Huawei, he said, will “need to go all out” to develop software and services that work with its smartphones. Analysts have worried about whether the company’s smartphones would remain competitive since it was blocked from working with Google. Huawei had to release its latest flagship smartphone, the Mate 30 series, without regular access to Google’s apps.

Mr. Xu said the company shipped a total of 240 million smartphones in 2019, an increase of almost 17 percent over the 206 million units it sold in 2018.

The company’s shares are not publicly traded and it has no obligation to announce its results. In a nod to transparency, Huawei has long announced financials, and this year it began reporting unaudited results quarterly. The numbers for 2019 are not audited, and the company will likely provide further details for its performance in the first months of 2020.

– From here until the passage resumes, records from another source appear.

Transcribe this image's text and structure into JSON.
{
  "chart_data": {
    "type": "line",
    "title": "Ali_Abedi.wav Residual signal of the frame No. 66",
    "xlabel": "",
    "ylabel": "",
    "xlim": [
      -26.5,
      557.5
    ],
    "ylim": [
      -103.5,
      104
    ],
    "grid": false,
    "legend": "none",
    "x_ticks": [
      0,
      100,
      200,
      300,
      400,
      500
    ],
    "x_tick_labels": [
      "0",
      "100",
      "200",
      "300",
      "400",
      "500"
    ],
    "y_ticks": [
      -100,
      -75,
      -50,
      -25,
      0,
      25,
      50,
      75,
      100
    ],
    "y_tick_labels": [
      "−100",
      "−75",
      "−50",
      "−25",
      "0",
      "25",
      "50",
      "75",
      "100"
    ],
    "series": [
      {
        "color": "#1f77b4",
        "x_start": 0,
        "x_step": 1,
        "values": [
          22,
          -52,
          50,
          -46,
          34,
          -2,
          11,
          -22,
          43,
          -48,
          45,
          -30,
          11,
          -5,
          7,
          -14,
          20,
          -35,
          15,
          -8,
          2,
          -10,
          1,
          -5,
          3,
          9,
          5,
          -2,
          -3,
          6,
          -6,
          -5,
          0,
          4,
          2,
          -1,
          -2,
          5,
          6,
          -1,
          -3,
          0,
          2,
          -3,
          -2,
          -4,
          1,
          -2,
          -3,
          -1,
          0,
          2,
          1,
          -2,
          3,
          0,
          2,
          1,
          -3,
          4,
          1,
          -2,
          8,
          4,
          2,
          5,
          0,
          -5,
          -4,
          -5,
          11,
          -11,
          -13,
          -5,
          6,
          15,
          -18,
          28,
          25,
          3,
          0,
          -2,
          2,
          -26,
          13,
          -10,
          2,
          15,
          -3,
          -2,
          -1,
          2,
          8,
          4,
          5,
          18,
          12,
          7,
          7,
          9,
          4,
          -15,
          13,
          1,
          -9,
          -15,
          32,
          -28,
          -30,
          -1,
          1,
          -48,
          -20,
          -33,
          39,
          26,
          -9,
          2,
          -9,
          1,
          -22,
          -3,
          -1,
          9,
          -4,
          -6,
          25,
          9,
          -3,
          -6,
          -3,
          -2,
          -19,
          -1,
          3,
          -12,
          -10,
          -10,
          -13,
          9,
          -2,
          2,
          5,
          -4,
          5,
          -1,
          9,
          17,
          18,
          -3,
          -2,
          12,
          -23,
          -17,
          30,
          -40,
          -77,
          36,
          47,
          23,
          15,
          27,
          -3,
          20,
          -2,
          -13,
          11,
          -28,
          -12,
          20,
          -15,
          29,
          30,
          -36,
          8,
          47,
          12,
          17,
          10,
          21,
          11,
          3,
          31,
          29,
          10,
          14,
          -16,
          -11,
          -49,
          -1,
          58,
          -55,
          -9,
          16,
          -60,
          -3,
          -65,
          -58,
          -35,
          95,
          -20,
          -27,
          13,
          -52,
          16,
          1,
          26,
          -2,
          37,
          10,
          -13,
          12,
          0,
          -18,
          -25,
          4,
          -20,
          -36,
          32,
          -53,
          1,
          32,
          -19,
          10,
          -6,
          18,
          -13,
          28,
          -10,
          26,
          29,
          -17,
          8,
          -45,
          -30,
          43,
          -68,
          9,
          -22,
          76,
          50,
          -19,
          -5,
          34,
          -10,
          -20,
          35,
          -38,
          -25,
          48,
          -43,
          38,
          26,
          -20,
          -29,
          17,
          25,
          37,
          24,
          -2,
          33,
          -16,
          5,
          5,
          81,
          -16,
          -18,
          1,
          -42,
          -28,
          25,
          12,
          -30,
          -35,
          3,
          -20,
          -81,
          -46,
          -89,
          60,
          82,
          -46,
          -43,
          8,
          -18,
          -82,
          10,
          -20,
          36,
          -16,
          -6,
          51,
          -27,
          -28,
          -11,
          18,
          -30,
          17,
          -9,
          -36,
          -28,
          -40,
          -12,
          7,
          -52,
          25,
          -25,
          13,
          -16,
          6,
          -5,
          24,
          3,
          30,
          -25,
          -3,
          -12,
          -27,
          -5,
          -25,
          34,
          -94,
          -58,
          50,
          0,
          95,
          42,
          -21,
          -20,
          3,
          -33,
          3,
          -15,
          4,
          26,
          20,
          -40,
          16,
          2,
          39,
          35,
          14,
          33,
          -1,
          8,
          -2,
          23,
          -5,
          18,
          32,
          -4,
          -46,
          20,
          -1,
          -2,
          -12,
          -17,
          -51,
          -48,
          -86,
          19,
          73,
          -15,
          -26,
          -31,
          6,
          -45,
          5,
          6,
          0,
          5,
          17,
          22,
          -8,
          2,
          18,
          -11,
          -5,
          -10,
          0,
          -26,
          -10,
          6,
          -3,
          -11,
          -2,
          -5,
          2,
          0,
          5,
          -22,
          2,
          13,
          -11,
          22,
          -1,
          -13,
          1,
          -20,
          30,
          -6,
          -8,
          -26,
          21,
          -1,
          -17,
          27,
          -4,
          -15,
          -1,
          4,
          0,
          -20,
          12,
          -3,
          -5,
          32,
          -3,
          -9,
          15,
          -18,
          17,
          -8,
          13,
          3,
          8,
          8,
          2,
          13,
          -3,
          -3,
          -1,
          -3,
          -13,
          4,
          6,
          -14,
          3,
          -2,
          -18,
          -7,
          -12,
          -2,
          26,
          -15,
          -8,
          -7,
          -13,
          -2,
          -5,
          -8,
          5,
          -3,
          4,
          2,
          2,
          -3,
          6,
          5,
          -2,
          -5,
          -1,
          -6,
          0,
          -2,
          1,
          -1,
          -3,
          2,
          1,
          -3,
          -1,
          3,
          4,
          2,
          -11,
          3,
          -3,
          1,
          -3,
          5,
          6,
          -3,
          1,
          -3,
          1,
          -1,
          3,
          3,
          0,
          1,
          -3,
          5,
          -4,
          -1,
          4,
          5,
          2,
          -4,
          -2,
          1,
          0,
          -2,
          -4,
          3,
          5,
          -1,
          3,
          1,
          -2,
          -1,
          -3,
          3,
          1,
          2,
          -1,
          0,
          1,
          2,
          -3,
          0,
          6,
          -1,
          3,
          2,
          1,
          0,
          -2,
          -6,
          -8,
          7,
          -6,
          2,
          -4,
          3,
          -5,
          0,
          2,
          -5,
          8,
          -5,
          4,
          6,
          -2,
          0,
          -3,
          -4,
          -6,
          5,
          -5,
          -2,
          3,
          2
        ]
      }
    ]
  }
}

With Huawei’s business under pressure, Mr. Xu also warned of tough times for employees, even as he thanked them. Huawei unexpectedly became the center of online anger in China this month after an employee said he had been jailed for 251 days after demanding severance pay from the company. The experience struck a chord for many Chinese white-collar tech employees, who are now facing sagging returns for long hours at the office.

Despite the renewed focus on Huawei’s famous hard-charging corporate spirit, Mr. Xu did not mince his metaphors in describing the company’s outlook on its employees.

“Managers at all levels need to put company interests above personal gain and go where they are needed most, including hardship regions,” he wrote, calling those willing to put up with such difficulties “tree growers.”

He said the company would remove managers who were performing in the bottom 10 percent as part of a plan to better prune talent.

“We will remove mediocre managers more quickly — people who have lost their enterprising spirit, who have built their position on personal connections or empty and unactionable reporting, and those who prioritize short-term gains and pass problems on to their successors,” he wrote, calling such people “the pit-diggers among us.”